Jennifer Anne Moses left behind a comfortable life in the upper echelons of East Coast Jewish society to move with her husband and children to Baton Rouge, Louisiana. Searching for connection to her surroundings, she decided to volunteer at an AIDS hospice. But as she encountered a culture populated by French Catholics and Evangelical Christians, African Americans and Cajuns, altruistic nurses and nuns, ex-cons, street-walkers, impoverished AIDS patients, and healers of all stripes, she found she had embarked on an unexpected journey of profound self-discovery. In a keenly observed memoir that embraces both pathos and humor, Moses takes us into a world that is strange and sad but also suffused with the holy. As witness to dire poverty and extreme adversity, Moses discovers a deeper commitment to her own faith—Judaism that asks not for blind belief, but rather daily commitment. She recounts the challenges of taking on a life committed to God in a postmodern world that has little use for the divine. Telling her story of redemption with an honesty that goes right for the guts, she leaves the reader with new hope. Outstanding Book, selected by the American Association of School Librarians, and Best Books for Regional Special Interests, selected by the Public Library Association
Rough start. Lots of condescending-observations about our fair city and those who populate it. Lots of quirky religious humor, about people's sacred beliefs and practices. Little emotion and downright ridicule-of her dying mother. If you can get past that to start with. . . Trauma does that to people, makes them vent and struggle and speak -raw. She finds, by the hardest, her way ultimately, and it does make sense. And at a fairly high cost. My persistent thought though was that after all of this took place she had the opportunity to go back and qualify a lot of her words and thoughts and impressions as venting and wailing and unacceptable, but she didn't. You can't fault someone for being honest, but it got personal. Very. Quick read, heavy subjects, interesting perspective. The right ending.
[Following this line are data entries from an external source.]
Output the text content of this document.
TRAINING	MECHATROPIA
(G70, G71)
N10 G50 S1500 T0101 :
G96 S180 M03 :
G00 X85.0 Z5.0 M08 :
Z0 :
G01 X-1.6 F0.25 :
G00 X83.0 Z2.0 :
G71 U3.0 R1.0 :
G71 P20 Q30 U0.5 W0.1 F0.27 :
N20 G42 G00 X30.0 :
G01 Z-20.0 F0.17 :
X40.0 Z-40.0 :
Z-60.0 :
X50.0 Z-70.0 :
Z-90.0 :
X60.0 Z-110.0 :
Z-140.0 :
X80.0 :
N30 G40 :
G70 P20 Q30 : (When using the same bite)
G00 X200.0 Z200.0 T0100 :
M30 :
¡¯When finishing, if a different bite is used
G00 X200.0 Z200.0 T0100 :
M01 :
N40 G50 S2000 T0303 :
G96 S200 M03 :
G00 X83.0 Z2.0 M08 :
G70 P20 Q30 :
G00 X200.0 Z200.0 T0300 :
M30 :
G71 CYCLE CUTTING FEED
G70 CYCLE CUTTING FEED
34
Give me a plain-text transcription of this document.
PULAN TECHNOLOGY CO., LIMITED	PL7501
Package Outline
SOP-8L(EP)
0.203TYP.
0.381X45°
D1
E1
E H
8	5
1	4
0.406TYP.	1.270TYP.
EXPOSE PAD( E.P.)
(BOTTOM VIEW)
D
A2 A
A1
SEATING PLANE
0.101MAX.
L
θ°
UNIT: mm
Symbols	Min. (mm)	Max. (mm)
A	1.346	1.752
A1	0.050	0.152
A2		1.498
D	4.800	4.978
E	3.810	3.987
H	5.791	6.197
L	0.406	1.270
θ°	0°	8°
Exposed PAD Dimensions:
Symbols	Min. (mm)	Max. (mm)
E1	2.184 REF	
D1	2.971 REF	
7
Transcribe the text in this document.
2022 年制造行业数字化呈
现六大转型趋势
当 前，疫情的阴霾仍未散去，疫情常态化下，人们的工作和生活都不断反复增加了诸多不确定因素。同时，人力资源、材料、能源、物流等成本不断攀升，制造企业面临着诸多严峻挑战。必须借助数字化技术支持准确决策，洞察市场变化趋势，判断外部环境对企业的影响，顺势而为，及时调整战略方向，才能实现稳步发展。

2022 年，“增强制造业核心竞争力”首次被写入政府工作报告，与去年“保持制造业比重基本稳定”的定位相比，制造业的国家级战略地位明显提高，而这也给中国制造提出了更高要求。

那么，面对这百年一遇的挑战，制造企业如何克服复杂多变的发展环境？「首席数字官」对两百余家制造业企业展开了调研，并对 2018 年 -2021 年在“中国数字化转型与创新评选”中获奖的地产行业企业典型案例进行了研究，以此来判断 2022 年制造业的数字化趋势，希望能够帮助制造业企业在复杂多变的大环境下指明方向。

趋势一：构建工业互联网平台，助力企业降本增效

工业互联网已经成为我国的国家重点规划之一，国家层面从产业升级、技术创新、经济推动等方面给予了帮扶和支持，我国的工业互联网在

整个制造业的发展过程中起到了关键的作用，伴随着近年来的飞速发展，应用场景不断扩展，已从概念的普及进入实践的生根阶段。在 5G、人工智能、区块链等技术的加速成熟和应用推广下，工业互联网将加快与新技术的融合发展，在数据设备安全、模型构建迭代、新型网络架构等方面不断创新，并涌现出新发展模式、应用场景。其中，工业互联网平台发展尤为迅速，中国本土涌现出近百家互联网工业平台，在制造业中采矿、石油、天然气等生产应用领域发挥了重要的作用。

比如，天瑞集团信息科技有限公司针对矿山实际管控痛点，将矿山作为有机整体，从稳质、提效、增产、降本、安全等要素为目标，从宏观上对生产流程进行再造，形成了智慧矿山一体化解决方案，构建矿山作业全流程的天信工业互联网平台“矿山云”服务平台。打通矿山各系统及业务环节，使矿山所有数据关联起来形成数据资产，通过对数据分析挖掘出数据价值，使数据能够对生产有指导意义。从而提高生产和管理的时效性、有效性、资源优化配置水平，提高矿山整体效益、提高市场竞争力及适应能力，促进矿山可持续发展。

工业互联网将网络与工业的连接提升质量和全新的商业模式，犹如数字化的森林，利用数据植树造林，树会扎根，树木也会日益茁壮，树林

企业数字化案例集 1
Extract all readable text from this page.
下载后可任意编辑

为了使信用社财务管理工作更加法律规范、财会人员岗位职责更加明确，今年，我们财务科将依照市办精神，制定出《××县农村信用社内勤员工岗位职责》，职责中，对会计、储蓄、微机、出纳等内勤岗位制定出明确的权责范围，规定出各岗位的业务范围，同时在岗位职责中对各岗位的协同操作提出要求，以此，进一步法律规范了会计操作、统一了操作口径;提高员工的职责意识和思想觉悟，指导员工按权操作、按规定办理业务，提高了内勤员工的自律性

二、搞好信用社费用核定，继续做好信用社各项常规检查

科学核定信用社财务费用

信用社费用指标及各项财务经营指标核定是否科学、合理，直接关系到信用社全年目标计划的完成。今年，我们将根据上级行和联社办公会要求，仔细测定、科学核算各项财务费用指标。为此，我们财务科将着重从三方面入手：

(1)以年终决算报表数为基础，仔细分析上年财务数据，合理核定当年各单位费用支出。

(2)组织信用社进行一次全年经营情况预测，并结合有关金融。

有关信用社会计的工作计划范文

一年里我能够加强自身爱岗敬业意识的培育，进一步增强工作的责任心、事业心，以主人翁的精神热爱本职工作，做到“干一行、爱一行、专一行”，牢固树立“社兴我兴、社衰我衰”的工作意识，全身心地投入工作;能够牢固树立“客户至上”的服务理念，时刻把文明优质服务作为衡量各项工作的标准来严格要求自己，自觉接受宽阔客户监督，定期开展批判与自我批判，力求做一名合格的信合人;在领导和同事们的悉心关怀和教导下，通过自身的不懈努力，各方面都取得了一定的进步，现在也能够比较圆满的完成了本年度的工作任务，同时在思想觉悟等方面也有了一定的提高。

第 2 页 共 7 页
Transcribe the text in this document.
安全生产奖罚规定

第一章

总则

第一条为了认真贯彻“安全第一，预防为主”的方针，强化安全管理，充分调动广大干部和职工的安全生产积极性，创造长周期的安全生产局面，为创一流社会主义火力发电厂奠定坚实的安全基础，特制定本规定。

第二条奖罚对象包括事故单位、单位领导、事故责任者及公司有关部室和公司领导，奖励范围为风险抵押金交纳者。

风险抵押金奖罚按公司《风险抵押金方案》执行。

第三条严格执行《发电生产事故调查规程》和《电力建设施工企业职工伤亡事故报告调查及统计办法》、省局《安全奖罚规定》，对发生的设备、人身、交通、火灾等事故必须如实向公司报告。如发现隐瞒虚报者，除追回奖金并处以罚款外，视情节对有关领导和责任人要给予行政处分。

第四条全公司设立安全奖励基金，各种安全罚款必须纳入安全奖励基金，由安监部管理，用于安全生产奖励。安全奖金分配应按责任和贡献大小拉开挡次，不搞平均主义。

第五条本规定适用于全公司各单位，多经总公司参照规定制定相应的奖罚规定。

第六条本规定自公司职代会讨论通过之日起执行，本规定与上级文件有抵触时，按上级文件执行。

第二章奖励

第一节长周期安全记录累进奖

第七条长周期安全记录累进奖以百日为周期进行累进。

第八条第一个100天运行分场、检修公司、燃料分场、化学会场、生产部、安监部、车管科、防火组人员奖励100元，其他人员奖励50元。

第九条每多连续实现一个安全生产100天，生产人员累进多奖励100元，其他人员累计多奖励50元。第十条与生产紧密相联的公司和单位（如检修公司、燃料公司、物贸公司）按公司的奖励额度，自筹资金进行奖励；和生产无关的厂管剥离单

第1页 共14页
At it's core, this is a story of personal growth. Her path was personal, social, and spiritual, yet It was hard at times to suss out what was self deprecating humor, or perhaps a simple lack of insight.
I believe the author was being brutally honest about her perspectives and feelings on being Jewish amongst a sea of WASPs and being from a privileged class, yet feeling apart...and being challenged and molded by (many things, but precipitated by) a move to the cultural antithesis of McLean, to Baton Rouge, LA—another environment where she really didn't fit in yet immersed herself in as best she could. She tells her story with a brutal honesty about her prejudices and her sense of self that makes her feel outside of it all. What would have brought this full circle for me would be more willingness to step away from the humor on occasion and bare her heart and true feelings without always relying on that facade of being the self deprecating joker.
As a story of personal growth, it's honest and humorous. I'd recommend it.
I wanted this book to be great. I willed it to be great. It was not great. It didn't feel genuine to me. I kept checking the copyright to see if it was written several years ago. It wasn't. My largest complaint was her description of individuals in a hospice for folks with HIV. Yes people still die in the States, but the majority of my clients are very healthy. Most are poor. Most have to struggle for medications, insurance, work, housing, and basic human dignity. The stigma is still massive! Most are not dying. I couldn't get past that. It felt like an artificial plea for praise for the author for all her "good deeds."
Also, I thought the book would describe a search for meaning. I suppose that the author tried, but this didn't translate. Her privilege choked me. There were just too many descriptions of her financial luxuries and suggestions of her humbleness to work with "terribly sick" individuals.
Over-sharing, self-absorbed whining - all the advantages, all of the neuroses (as she readily admits). Not what I want to read right now. I thought she was more compelling than she turned out to be after the first 3rd of the book. I'm just not that interested in her quest for God and Judaism in the super Jesus South. I guess I'm one of those by-default reform Jews, and I'm fine with it. She's welcome to her search for meaning, but I don't have to care about it! Or read about it.
Jennifer Moses is absolutely loaded with human faults and there are times where I couldn't fathom how or why she felt like she did. However, the story is now about "why". It's simply an honest depiction of one woman's spiritual journey as it's colored by her hyper mind, hopes and fears. I respect it for that.
The title is misleading. Jennifer Moses's move from the Northeast to bayou-grits country may have stimulated her spiritual quest, but don't read this looking for cultural insight or epiphany. That said, her writing about the discovery and understanding of her own spiritual roots was enjoyable. It's evident that the author deeply respects the idea of God's presence in all faiths and traditions.